Validation of a dynamic prediction model of kidney allograft survival in pediatric kidney transplant recipients
Geeta Karadkhele1, Florian Manca2, Rémi Kabore3, Rachel Patzer1, Jérôme Harambat3,4, Karen Leffondre3, Julien Hogan1,2,5.
1Emory Transplant Center, Department of Surgery, Emory School of medicine, Atlanta, GA, United States; 2Pediatric nephrology department, Robert Debre Hospital, APHP, Paris, France; 3INSERM, Bordeaux Population Health Research Center, UMR1219, University of Bordeaux, Bordeaux, France; 4Pediatric nephrology Unit, Pellegrin Children Hospital, Bordeaux University Hospital, Bordeaux, France; 5Paris Translational Research Center for Organ Transplantation, INSERM, UMR-S970, Université Paris Cité, Paris, France
Introduction: Accurate prediction models of kidney allograft loss are lacking in children. Dynamic models allow the integration of new data throughout a patient’s follow-up making them better fitted from clinical use than traditional predictive models. In this study, we aim at externally validating a dynamic score of kidney allograft loss, developed in a derivation cohort of 793 French pediatric kidney transplant recipients, in a large cohort from the United States.

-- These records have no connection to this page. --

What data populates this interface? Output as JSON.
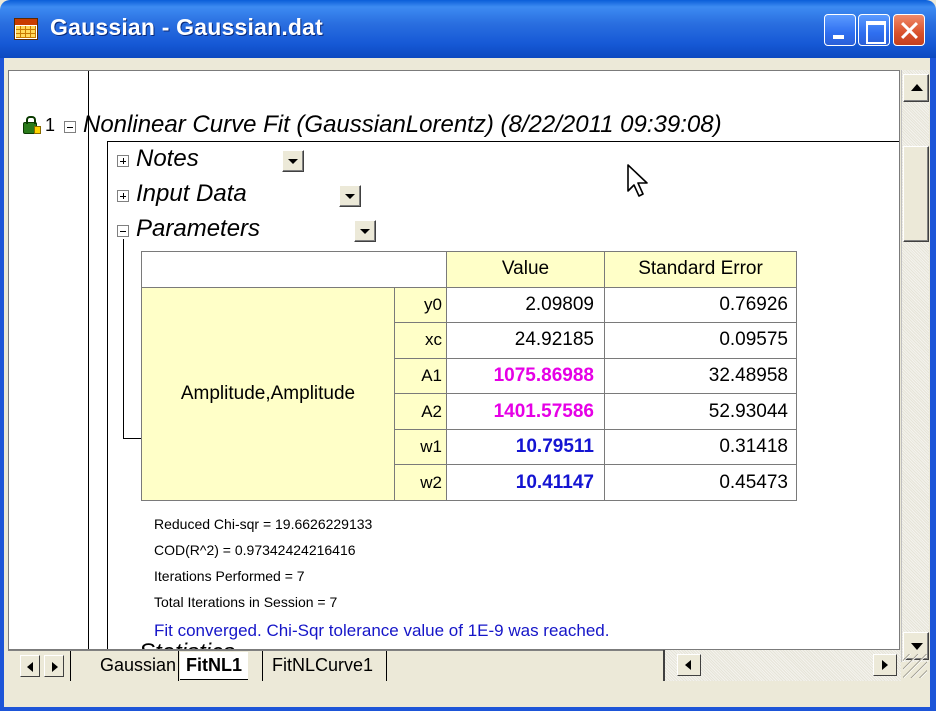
{
  "window": {
    "title": "Gaussian - Gaussian.dat"
  },
  "report": {
    "row_number": "1",
    "root_label": "Nonlinear Curve Fit (GaussianLorentz) (8/22/2011 09:39:08)",
    "nodes": {
      "notes": "Notes",
      "input_data": "Input Data",
      "parameters": "Parameters",
      "statistics_truncated": "Statistics"
    },
    "table": {
      "headers": {
        "value": "Value",
        "std_error": "Standard Error"
      },
      "group_label": "Amplitude,Amplitude",
      "rows": [
        {
          "name": "y0",
          "value": "2.09809",
          "std_error": "0.76926",
          "value_color": "#000000"
        },
        {
          "name": "xc",
          "value": "24.92185",
          "std_error": "0.09575",
          "value_color": "#000000"
        },
        {
          "name": "A1",
          "value": "1075.86988",
          "std_error": "32.48958",
          "value_color": "#e600e6"
        },
        {
          "name": "A2",
          "value": "1401.57586",
          "std_error": "52.93044",
          "value_color": "#e600e6"
        },
        {
          "name": "w1",
          "value": "10.79511",
          "std_error": "0.31418",
          "value_color": "#1414d2"
        },
        {
          "name": "w2",
          "value": "10.41147",
          "std_error": "0.45473",
          "value_color": "#1414d2"
        }
      ]
    },
    "stats": {
      "reduced_chi_sqr": "Reduced Chi-sqr = 19.6626229133",
      "cod": "COD(R^2) = 0.97342424216416",
      "iterations": "Iterations Performed = 7",
      "total_iterations": "Total Iterations in Session = 7",
      "converged": "Fit converged. Chi-Sqr tolerance value of 1E-9 was reached."
    }
  },
  "sheet_tabs": [
    {
      "label": "Gaussian",
      "active": false
    },
    {
      "label": "FitNL1",
      "active": true
    },
    {
      "label": "FitNLCurve1",
      "active": false
    }
  ]
}
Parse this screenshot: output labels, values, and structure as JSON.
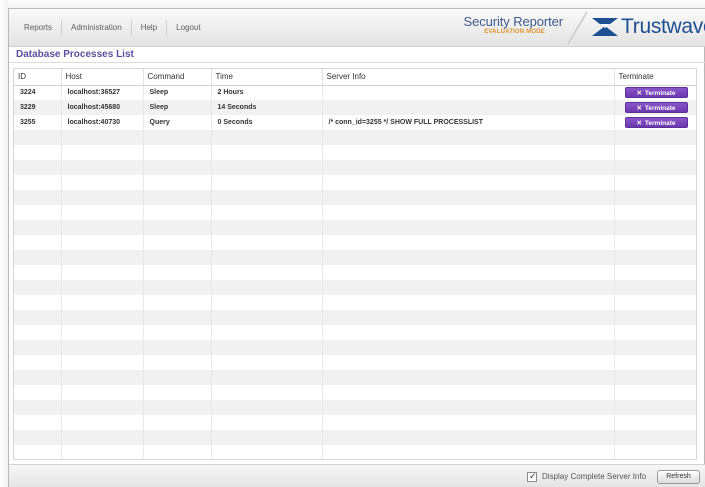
{
  "nav": {
    "items": [
      {
        "label": "Reports"
      },
      {
        "label": "Administration"
      },
      {
        "label": "Help"
      },
      {
        "label": "Logout"
      }
    ]
  },
  "brand": {
    "product": "Security Reporter",
    "mode": "EVALUATION MODE",
    "logo_text": "Trustwave",
    "logo_reg": "®"
  },
  "page": {
    "title": "Database Processes List"
  },
  "table": {
    "columns": [
      "ID",
      "Host",
      "Command",
      "Time",
      "Server Info",
      "Terminate"
    ],
    "rows": [
      {
        "id": "3224",
        "host": "localhost:36527",
        "command": "Sleep",
        "time": "2 Hours",
        "server_info": "",
        "action": "Terminate"
      },
      {
        "id": "3229",
        "host": "localhost:45680",
        "command": "Sleep",
        "time": "14 Seconds",
        "server_info": "",
        "action": "Terminate"
      },
      {
        "id": "3255",
        "host": "localhost:40730",
        "command": "Query",
        "time": "0 Seconds",
        "server_info": "/* conn_id=3255 */ SHOW FULL PROCESSLIST",
        "action": "Terminate"
      }
    ]
  },
  "footer": {
    "checkbox_label": "Display Complete Server Info",
    "checkbox_checked": true,
    "refresh_label": "Refresh"
  },
  "colors": {
    "accent": "#5c4fa0",
    "terminate_button": "#7a48bd",
    "brand_blue": "#1d4f93",
    "brand_orange": "#e0902a"
  }
}
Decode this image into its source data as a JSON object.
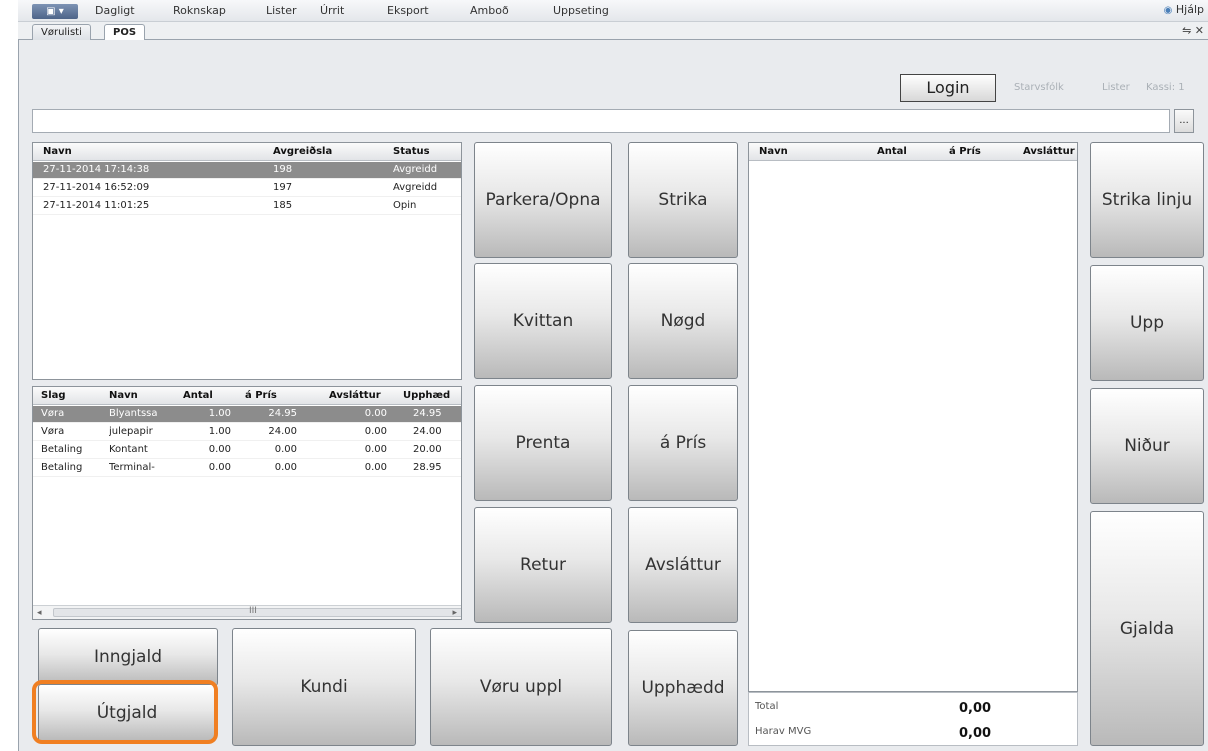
{
  "menubar": {
    "app_button": "▣ ▾",
    "items": [
      "Dagligt",
      "Roknskap",
      "Lister",
      "Úrrit",
      "Eksport",
      "Amboð",
      "Uppseting"
    ],
    "help": "Hjálp"
  },
  "tabs": [
    "Vørulisti",
    "POS"
  ],
  "tab_controls": "⇋ ✕",
  "header": {
    "login_label": "Login",
    "info_items": [
      "Starvsfólk",
      "Lister",
      "Kassi: 1"
    ]
  },
  "search": {
    "value": "",
    "ellipsis_label": "..."
  },
  "receipts_grid": {
    "columns": [
      "Navn",
      "Avgreiðsla",
      "Status"
    ],
    "rows": [
      [
        "27-11-2014 17:14:38",
        "198",
        "Avgreidd"
      ],
      [
        "27-11-2014 16:52:09",
        "197",
        "Avgreidd"
      ],
      [
        "27-11-2014 11:01:25",
        "185",
        "Opin"
      ]
    ]
  },
  "lines_grid": {
    "columns": [
      "Slag",
      "Navn",
      "Antal",
      "á Prís",
      "Avsláttur",
      "Upphæd"
    ],
    "rows": [
      [
        "Vøra",
        "Blyantssa",
        "1.00",
        "24.95",
        "0.00",
        "24.95"
      ],
      [
        "Vøra",
        "julepapir",
        "1.00",
        "24.00",
        "0.00",
        "24.00"
      ],
      [
        "Betaling",
        "Kontant",
        "0.00",
        "0.00",
        "0.00",
        "20.00"
      ],
      [
        "Betaling",
        "Terminal-",
        "0.00",
        "0.00",
        "0.00",
        "28.95"
      ]
    ],
    "scroll_glyph": "III"
  },
  "basket_grid": {
    "columns": [
      "Navn",
      "Antal",
      "á Prís",
      "Avsláttur"
    ]
  },
  "buttons": {
    "parkera": "Parkera/Opna",
    "strika": "Strika",
    "strika_linju": "Strika linju",
    "kvittan": "Kvittan",
    "nogd": "Nøgd",
    "upp": "Upp",
    "prenta": "Prenta",
    "a_pris": "á Prís",
    "nidur": "Niður",
    "retur": "Retur",
    "avslattur": "Avsláttur",
    "gjalda": "Gjalda",
    "inngjald": "Inngjald",
    "utgjald": "Útgjald",
    "kundi": "Kundi",
    "voru_uppl": "Vøru uppl",
    "upphaedd": "Upphædd"
  },
  "totals": {
    "total_label": "Total",
    "total_value": "0,00",
    "mvg_label": "Harav MVG",
    "mvg_value": "0,00"
  },
  "colors": {
    "highlight": "#f07f22",
    "selected_row": "#8c8c8c"
  }
}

Methods: All patients aged < 21 years old, transplanted in the US between January 1st 2002 and December 31st 2015 recorded in the SRTR registry were included in the validation cohort. Two predictive models were previously developed using joint models on the French National Registry data (REIN) and included recipient, donor and transplant characteristics and follow-up data (eGFR, eGFR slope). Individual predictions of allograft loss at 3 and 5 years were made by applying these two models on the validation cohort. Model accuracy was evaluated based on its discrimination (AUC) and calibration (R2).
Results: 10,613 patients were included. Among them, 94% were younger than 18 years old at the time of transplantation, 59% were male, 28% received a preemptive transplant and 43% a living donor transplant. Over a median follow-up time of 6.6 [4.0;9.7] years, 2420 patients (23%) lost their graft and 316 (6%) died. The performances of the models were good with excellent discrimination (AUCs between 0.8 and 0.9) and good calibration (Figure 1). The performance of the reduced model were similar to those of the full model.
Conclusion: This predictive model demonstrated high accuracy in predicting kidney allograft loss in children and support the benefit of incorporating longitudinal information to improve prediction performance. This model can be used prospectively to assess patients’ risk of graft loss and further study evaluating the impact of using this model in clinical practice are needed.